Les lecteurs d’écran ne sont pas interchangeables, et un rapport automatisé impeccable n’est pas un produit utilisable. NVDA, JAWS, VoiceOver et TalkBack interprètent chacun votre balisage différemment, s’accordent avec différents navigateurs et révèlent différents défauts — tester les combinaisons réelles qu’utilise votre public est donc la seule façon d’être sûr. Structurez vos tests autour des annonces, des rôles et des états, du focus, de l’ordre de lecture, des régions dynamiques et des widgets personnalisés ; privilégiez la sémantique native aux rustines ARIA ; ignorez les overlays ; et chaque fois que possible, laissez les personnes qui utilisent ces outils au quotidien vous dire ce qui marche vraiment.

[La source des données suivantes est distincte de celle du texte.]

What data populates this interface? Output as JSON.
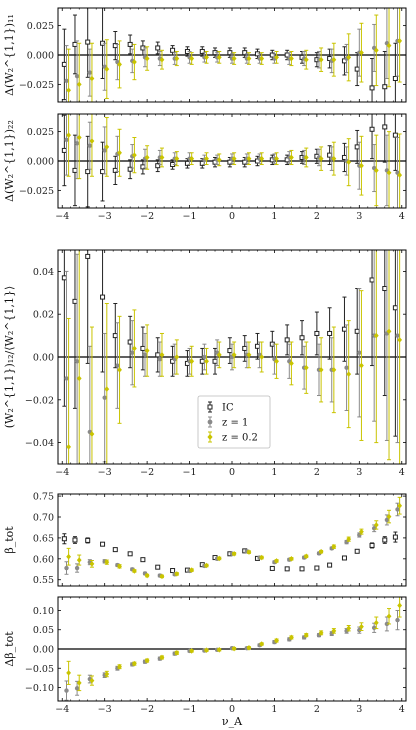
{
  "colors": {
    "ic": "#222222",
    "z1": "#8a8a8a",
    "z02": "#c9c400",
    "zero_line": "#000000"
  },
  "legend": {
    "items": [
      {
        "label": "IC",
        "marker": "open-square"
      },
      {
        "label": "z = 1",
        "marker": "filled-circle"
      },
      {
        "label": "z = 0.2",
        "marker": "filled-diamond"
      }
    ],
    "placement": "lower-center of panel 3"
  },
  "chart_data": [
    {
      "type": "scatter",
      "ylabel": "Δ(W₂^{1,1})₁₁",
      "xlim": [
        -4.1,
        4.1
      ],
      "ylim": [
        -0.04,
        0.04
      ],
      "yticks": [
        "−0.025",
        "0.000",
        "0.025"
      ],
      "xticks": [
        "−4",
        "−3",
        "−2",
        "−1",
        "0",
        "1",
        "2",
        "3",
        "4"
      ],
      "x": [
        -3.9,
        -3.65,
        -3.35,
        -3.0,
        -2.7,
        -2.35,
        -2.05,
        -1.7,
        -1.35,
        -1.0,
        -0.65,
        -0.35,
        0.0,
        0.35,
        0.65,
        1.0,
        1.35,
        1.7,
        2.05,
        2.35,
        2.7,
        3.0,
        3.35,
        3.65,
        3.9
      ],
      "series": [
        {
          "name": "IC",
          "values": [
            -0.008,
            0.009,
            0.011,
            0.01,
            0.008,
            0.009,
            0.006,
            0.006,
            0.004,
            0.003,
            0.003,
            0.002,
            0.002,
            0.002,
            0.001,
            0.0,
            0.0,
            -0.002,
            -0.004,
            -0.003,
            -0.005,
            -0.012,
            -0.028,
            -0.027,
            -0.02
          ],
          "errors": [
            0.03,
            0.025,
            0.03,
            0.03,
            0.012,
            0.008,
            0.006,
            0.005,
            0.004,
            0.004,
            0.004,
            0.004,
            0.004,
            0.004,
            0.004,
            0.004,
            0.004,
            0.005,
            0.006,
            0.008,
            0.012,
            0.014,
            0.025,
            0.03,
            0.03
          ]
        },
        {
          "name": "z = 1",
          "values": [
            -0.022,
            -0.018,
            -0.015,
            -0.01,
            -0.006,
            -0.005,
            -0.002,
            -0.003,
            -0.003,
            -0.002,
            -0.002,
            -0.002,
            -0.003,
            -0.003,
            -0.003,
            -0.003,
            -0.003,
            -0.003,
            -0.004,
            -0.005,
            -0.003,
            0.002,
            0.006,
            0.01,
            0.012
          ],
          "errors": [
            0.03,
            0.03,
            0.02,
            0.02,
            0.015,
            0.01,
            0.008,
            0.006,
            0.005,
            0.005,
            0.004,
            0.004,
            0.004,
            0.004,
            0.004,
            0.004,
            0.005,
            0.006,
            0.007,
            0.01,
            0.012,
            0.02,
            0.02,
            0.03,
            0.03
          ]
        },
        {
          "name": "z = 0.2",
          "values": [
            -0.03,
            -0.025,
            -0.02,
            -0.012,
            -0.008,
            -0.006,
            -0.003,
            -0.004,
            -0.003,
            -0.003,
            -0.002,
            -0.002,
            -0.003,
            -0.003,
            -0.003,
            -0.002,
            -0.003,
            -0.004,
            -0.004,
            -0.004,
            -0.002,
            0.002,
            0.004,
            0.008,
            0.012
          ],
          "errors": [
            0.035,
            0.035,
            0.03,
            0.025,
            0.02,
            0.015,
            0.01,
            0.008,
            0.006,
            0.005,
            0.005,
            0.005,
            0.005,
            0.005,
            0.005,
            0.005,
            0.006,
            0.008,
            0.01,
            0.014,
            0.02,
            0.025,
            0.03,
            0.035,
            0.035
          ]
        }
      ]
    },
    {
      "type": "scatter",
      "ylabel": "Δ(W₂^{1,1})₂₂",
      "xlim": [
        -4.1,
        4.1
      ],
      "ylim": [
        -0.04,
        0.04
      ],
      "yticks": [
        "−0.025",
        "0.000",
        "0.025"
      ],
      "xticks": [
        "−4",
        "−3",
        "−2",
        "−1",
        "0",
        "1",
        "2",
        "3",
        "4"
      ],
      "x": [
        -3.9,
        -3.65,
        -3.35,
        -3.0,
        -2.7,
        -2.35,
        -2.05,
        -1.7,
        -1.35,
        -1.0,
        -0.65,
        -0.35,
        0.0,
        0.35,
        0.65,
        1.0,
        1.35,
        1.7,
        2.05,
        2.35,
        2.7,
        3.0,
        3.35,
        3.65,
        3.9
      ],
      "series": [
        {
          "name": "IC",
          "values": [
            0.009,
            -0.008,
            -0.009,
            -0.009,
            -0.008,
            -0.007,
            -0.005,
            -0.004,
            -0.003,
            -0.002,
            -0.002,
            -0.001,
            -0.001,
            -0.001,
            0.0,
            0.001,
            0.001,
            0.003,
            0.004,
            0.005,
            0.003,
            0.012,
            0.027,
            0.029,
            0.022
          ],
          "errors": [
            0.03,
            0.03,
            0.03,
            0.025,
            0.012,
            0.008,
            0.006,
            0.005,
            0.004,
            0.004,
            0.004,
            0.004,
            0.004,
            0.004,
            0.004,
            0.004,
            0.004,
            0.005,
            0.006,
            0.008,
            0.012,
            0.014,
            0.025,
            0.03,
            0.03
          ]
        },
        {
          "name": "z = 1",
          "values": [
            0.018,
            0.015,
            0.013,
            0.009,
            0.006,
            0.004,
            0.002,
            0.003,
            0.002,
            0.002,
            0.001,
            0.001,
            0.002,
            0.002,
            0.002,
            0.002,
            0.003,
            0.003,
            0.003,
            0.002,
            0.0,
            -0.004,
            -0.006,
            -0.008,
            -0.01
          ],
          "errors": [
            0.03,
            0.03,
            0.02,
            0.02,
            0.015,
            0.01,
            0.008,
            0.006,
            0.005,
            0.005,
            0.004,
            0.004,
            0.004,
            0.004,
            0.004,
            0.004,
            0.005,
            0.006,
            0.007,
            0.01,
            0.012,
            0.02,
            0.02,
            0.03,
            0.03
          ]
        },
        {
          "name": "z = 0.2",
          "values": [
            0.022,
            0.02,
            0.017,
            0.012,
            0.007,
            0.005,
            0.003,
            0.003,
            0.002,
            0.002,
            0.002,
            0.001,
            0.002,
            0.002,
            0.002,
            0.002,
            0.003,
            0.003,
            0.002,
            0.002,
            -0.001,
            -0.004,
            -0.008,
            -0.01,
            -0.012
          ],
          "errors": [
            0.035,
            0.035,
            0.03,
            0.025,
            0.02,
            0.015,
            0.01,
            0.008,
            0.006,
            0.005,
            0.005,
            0.005,
            0.005,
            0.005,
            0.005,
            0.005,
            0.006,
            0.008,
            0.01,
            0.014,
            0.02,
            0.025,
            0.03,
            0.035,
            0.035
          ]
        }
      ]
    },
    {
      "type": "scatter",
      "ylabel": "(W₂^{1,1})₁₂/⟨W₂^{1,1}⟩",
      "xlim": [
        -4.1,
        4.1
      ],
      "ylim": [
        -0.05,
        0.05
      ],
      "yticks": [
        "−0.04",
        "−0.02",
        "0.00",
        "0.02",
        "0.04"
      ],
      "xticks": [
        "−4",
        "−3",
        "−2",
        "−1",
        "0",
        "1",
        "2",
        "3",
        "4"
      ],
      "x": [
        -3.9,
        -3.65,
        -3.35,
        -3.0,
        -2.7,
        -2.35,
        -2.05,
        -1.7,
        -1.35,
        -1.0,
        -0.65,
        -0.35,
        0.0,
        0.35,
        0.65,
        1.0,
        1.35,
        1.7,
        2.05,
        2.35,
        2.7,
        3.0,
        3.35,
        3.65,
        3.9
      ],
      "series": [
        {
          "name": "IC",
          "values": [
            0.037,
            0.026,
            0.047,
            0.028,
            0.01,
            0.007,
            0.004,
            0.001,
            -0.002,
            -0.003,
            -0.002,
            -0.002,
            0.003,
            0.004,
            0.005,
            0.006,
            0.008,
            0.009,
            0.011,
            0.011,
            0.013,
            0.012,
            0.036,
            0.032,
            0.023
          ],
          "errors": [
            0.06,
            0.05,
            0.05,
            0.035,
            0.015,
            0.012,
            0.01,
            0.008,
            0.007,
            0.006,
            0.006,
            0.006,
            0.006,
            0.006,
            0.006,
            0.006,
            0.007,
            0.008,
            0.01,
            0.012,
            0.015,
            0.02,
            0.04,
            0.05,
            0.06
          ]
        },
        {
          "name": "z = 1",
          "values": [
            -0.01,
            -0.002,
            -0.035,
            -0.019,
            -0.004,
            0.002,
            0.001,
            -0.001,
            -0.001,
            -0.002,
            0.0,
            0.002,
            0.0,
            0.001,
            0.001,
            -0.001,
            -0.002,
            -0.005,
            -0.006,
            -0.006,
            -0.005,
            0.002,
            0.01,
            0.011,
            0.01
          ],
          "errors": [
            0.05,
            0.05,
            0.04,
            0.03,
            0.02,
            0.015,
            0.01,
            0.008,
            0.007,
            0.006,
            0.006,
            0.006,
            0.006,
            0.006,
            0.006,
            0.007,
            0.008,
            0.01,
            0.012,
            0.015,
            0.02,
            0.03,
            0.04,
            0.05,
            0.05
          ]
        },
        {
          "name": "z = 0.2",
          "values": [
            -0.042,
            -0.01,
            -0.036,
            -0.015,
            -0.006,
            0.004,
            0.003,
            0.001,
            0.0,
            -0.002,
            -0.002,
            0.001,
            0.001,
            0.001,
            0.0,
            -0.002,
            -0.003,
            -0.005,
            -0.006,
            -0.006,
            -0.008,
            -0.004,
            0.01,
            0.012,
            0.008
          ],
          "errors": [
            0.06,
            0.06,
            0.05,
            0.04,
            0.025,
            0.018,
            0.012,
            0.01,
            0.008,
            0.007,
            0.006,
            0.006,
            0.006,
            0.006,
            0.007,
            0.008,
            0.01,
            0.012,
            0.015,
            0.02,
            0.025,
            0.035,
            0.05,
            0.06,
            0.06
          ]
        }
      ]
    },
    {
      "type": "scatter",
      "ylabel": "β_tot",
      "xlim": [
        -4.1,
        4.1
      ],
      "ylim": [
        0.535,
        0.755
      ],
      "yticks": [
        "0.55",
        "0.60",
        "0.65",
        "0.70",
        "0.75"
      ],
      "xticks": [
        "−4",
        "−3",
        "−2",
        "−1",
        "0",
        "1",
        "2",
        "3",
        "4"
      ],
      "x": [
        -3.9,
        -3.65,
        -3.35,
        -3.0,
        -2.7,
        -2.35,
        -2.05,
        -1.7,
        -1.35,
        -1.0,
        -0.65,
        -0.35,
        0.0,
        0.35,
        0.65,
        1.0,
        1.35,
        1.7,
        2.05,
        2.35,
        2.7,
        3.0,
        3.35,
        3.65,
        3.9
      ],
      "series": [
        {
          "name": "IC",
          "values": [
            0.648,
            0.645,
            0.644,
            0.635,
            0.622,
            0.612,
            0.598,
            0.58,
            0.572,
            0.573,
            0.586,
            0.603,
            0.612,
            0.619,
            0.601,
            0.577,
            0.576,
            0.576,
            0.578,
            0.585,
            0.602,
            0.618,
            0.632,
            0.645,
            0.652
          ],
          "errors": [
            0.012,
            0.008,
            0.006,
            0.004,
            0.003,
            0.003,
            0.003,
            0.003,
            0.003,
            0.003,
            0.003,
            0.003,
            0.003,
            0.003,
            0.003,
            0.003,
            0.003,
            0.003,
            0.003,
            0.003,
            0.003,
            0.004,
            0.006,
            0.008,
            0.012
          ]
        },
        {
          "name": "z = 1",
          "values": [
            0.578,
            0.578,
            0.592,
            0.594,
            0.585,
            0.575,
            0.565,
            0.56,
            0.563,
            0.571,
            0.583,
            0.6,
            0.612,
            0.618,
            0.603,
            0.592,
            0.598,
            0.603,
            0.613,
            0.625,
            0.64,
            0.657,
            0.673,
            0.693,
            0.718
          ],
          "errors": [
            0.015,
            0.01,
            0.006,
            0.004,
            0.003,
            0.003,
            0.003,
            0.003,
            0.003,
            0.003,
            0.003,
            0.003,
            0.003,
            0.003,
            0.003,
            0.003,
            0.003,
            0.003,
            0.003,
            0.003,
            0.004,
            0.005,
            0.008,
            0.012,
            0.015
          ]
        },
        {
          "name": "z = 0.2",
          "values": [
            0.605,
            0.597,
            0.588,
            0.592,
            0.582,
            0.571,
            0.56,
            0.558,
            0.564,
            0.573,
            0.584,
            0.601,
            0.612,
            0.616,
            0.603,
            0.595,
            0.6,
            0.606,
            0.617,
            0.629,
            0.647,
            0.665,
            0.681,
            0.701,
            0.727
          ],
          "errors": [
            0.02,
            0.012,
            0.008,
            0.005,
            0.004,
            0.003,
            0.003,
            0.003,
            0.003,
            0.003,
            0.003,
            0.003,
            0.003,
            0.003,
            0.003,
            0.003,
            0.003,
            0.003,
            0.003,
            0.004,
            0.005,
            0.006,
            0.01,
            0.015,
            0.02
          ]
        }
      ]
    },
    {
      "type": "scatter",
      "ylabel": "Δβ_tot",
      "xlabel": "ν_A",
      "xlim": [
        -4.1,
        4.1
      ],
      "ylim": [
        -0.135,
        0.135
      ],
      "yticks": [
        "−0.10",
        "−0.05",
        "0.00",
        "0.05",
        "0.10"
      ],
      "xticks": [
        "−4",
        "−3",
        "−2",
        "−1",
        "0",
        "1",
        "2",
        "3",
        "4"
      ],
      "x": [
        -3.9,
        -3.65,
        -3.35,
        -3.0,
        -2.7,
        -2.35,
        -2.05,
        -1.7,
        -1.35,
        -1.0,
        -0.65,
        -0.35,
        0.0,
        0.35,
        0.65,
        1.0,
        1.35,
        1.7,
        2.05,
        2.35,
        2.7,
        3.0,
        3.35,
        3.65,
        3.9
      ],
      "series": [
        {
          "name": "z = 1",
          "values": [
            -0.108,
            -0.102,
            -0.078,
            -0.068,
            -0.05,
            -0.04,
            -0.033,
            -0.025,
            -0.012,
            -0.005,
            -0.004,
            -0.002,
            0.002,
            0.002,
            0.01,
            0.018,
            0.025,
            0.03,
            0.036,
            0.04,
            0.047,
            0.049,
            0.055,
            0.065,
            0.075
          ],
          "errors": [
            0.025,
            0.018,
            0.01,
            0.006,
            0.005,
            0.004,
            0.004,
            0.004,
            0.004,
            0.003,
            0.003,
            0.003,
            0.003,
            0.003,
            0.003,
            0.004,
            0.004,
            0.004,
            0.004,
            0.005,
            0.006,
            0.008,
            0.012,
            0.018,
            0.025
          ]
        },
        {
          "name": "z = 0.2",
          "values": [
            -0.062,
            -0.088,
            -0.082,
            -0.065,
            -0.046,
            -0.038,
            -0.03,
            -0.022,
            -0.01,
            -0.005,
            -0.003,
            -0.002,
            0.001,
            0.003,
            0.013,
            0.022,
            0.03,
            0.036,
            0.042,
            0.047,
            0.054,
            0.058,
            0.068,
            0.085,
            0.113
          ],
          "errors": [
            0.03,
            0.02,
            0.012,
            0.007,
            0.005,
            0.004,
            0.004,
            0.004,
            0.004,
            0.003,
            0.003,
            0.003,
            0.003,
            0.003,
            0.003,
            0.004,
            0.004,
            0.004,
            0.005,
            0.006,
            0.007,
            0.01,
            0.015,
            0.02,
            0.03
          ]
        }
      ]
    }
  ]
}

Lorsque vous voulez faire vérifier cette assurance par des spécialistes, l’évaluation de lecteurs d’écran de QualiBooth teste tous les principaux lecteurs et vous restitue des constats accompagnés des corrections exactes de balisage. Vous pouvez aussi commencer par une analyse gratuite ou demander une démo pour voir où en est votre interface aujourd’hui.

FAQ

Combien de lecteurs d’écran dois-je réellement tester ?

Au minimum, testez NVDA, JAWS et VoiceOver sur ordinateur, plus VoiceOver sur iOS et TalkBack sur Android si vous proposez une expérience mobile. En tester moins laisse des angles morts, car les lecteurs divergent dans leur gestion d’ARIA et du contenu dynamique.

Les outils automatisés peuvent-ils remplacer le test de lecteurs d’écran ?

Non. Les outils automatisés ne détectent de façon fiable qu’une partie des problèmes — texte alternatif manquant, certains problèmes de contraste, certaines erreurs structurelles — mais ils ne peuvent pas juger si une annonce est claire, si le focus se déplace judicieusement, ou si une tâche est réellement réalisable à l’oreille seule. Cela exige un vrai lecteur et, idéalement, un vrai utilisateur.

Les widgets overlay ou « d’accessibilité IA » suppriment-ils le besoin de tester ?

Non. Les overlays ne produisent pas une expérience fiable de lecteur d’écran et introduisent fréquemment de nouveaux problèmes. La correction durable est un balisage accessible confirmé par des tests réels avec des lecteurs, ce que fournit notre service d’évaluation de lecteurs d’écran.

Quels critères WCAG le test de lecteurs d’écran couvre-t-il ?

Il soutient directement 1.3.1 (Information et relations), 2.4.3 (Ordre de focus), 4.1.2 (Nom, rôle et valeur) et 4.1.3 (Messages d’état), entre autres. Chaque constat issu d’une évaluation structurée peut être rattaché au critère de succès WCAG 2.2 pertinent.